However, an image correction apparatus and an image pickup
apparatus according to the present invention may emit a flash even
during pre-photographing and detect red-eyes or issue a warning
based on low-resolution data acquired by the pre-photographing. By
detecting red-eyes with the use of low-resolution data acquired by
pre-photographing, the processings are distributed and time
required for the red-eye correction processing after actual
photographing can be shortened.
[0250] In this description of the embodiments, there have been
described examples wherein red-eye portions in a photographed image
are detected and the detected red-eye portions are corrected, the
present invention is not limited thereto, and a particular
eye-related defect, such as a gold-eye portion, may be detected and
the detected defect may be corrected.
[0251] In this description of the embodiments, "the number of
unconfirmed positions" indicating the number of persons for whom a
red-eye portion has been detected is shown as an example of "the
number of positions". However, "the number of positions" according
to the present invention may be, for example, the number of eyes
for which a defect such as a red-eye portion has been detected.
[0252] There was described an example wherein the number of
positions at which a defect has been detected is displayed.

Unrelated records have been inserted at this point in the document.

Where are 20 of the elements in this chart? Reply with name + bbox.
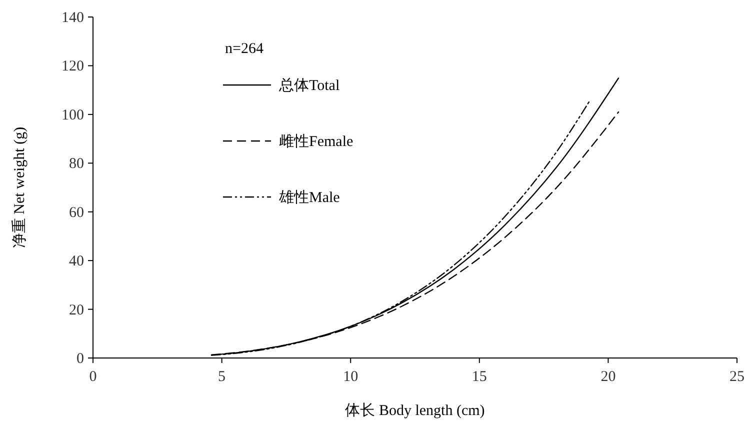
x-tick-label: 20 (600, 369, 616, 385)
y-tick-label: 40 (69, 254, 84, 270)
x-tick-label: 15 (472, 369, 487, 385)
x-axis-title: 体长 Body length (cm) (345, 402, 485, 419)
y-axis-title: 净重 Net weight (g) (11, 126, 28, 248)
x-tick-label: 5 (218, 369, 226, 385)
x-tick-label: 10 (343, 369, 358, 385)
legend-label: 雌性Female (279, 133, 354, 150)
x-tick-label: 0 (89, 369, 97, 385)
y-tick-label: 120 (62, 58, 84, 75)
x-tick-label: 25 (730, 369, 744, 385)
y-tick-label: 60 (69, 204, 84, 221)
y-tick-label: 100 (62, 107, 84, 124)
legend-label: 总体Total (278, 77, 340, 94)
annotation: n=264 (225, 41, 264, 57)
y-tick-label: 140 (62, 10, 84, 26)
y-tick-label: 0 (76, 351, 84, 367)
y-tick-label: 20 (69, 302, 84, 318)
y-tick-label: 80 (69, 156, 84, 172)
legend-label: 雄性Male (278, 189, 340, 206)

However, an image display section according to the present
invention may display, for each of levels of a defect, the number
of positions at which the defect of the level has occurred.
[0253] In this description of the embodiments, there have been used
examles wherein the number of positions in a photographed image at
which a red-portion has been detected is displayed together with a
red-eye corrected image including the positions, which has been
acquired after the red-eye portions in the photographed image have
been detected and corrected. However, the present invention is not
limited thereto, and the number of positions in a photographed
image at which a red-eye portion has been detected may be displayed
together with the photographed image including the positions, which
has been acquired before the red-eye portions in the photographed
image have been detected and corrected.
* * * * *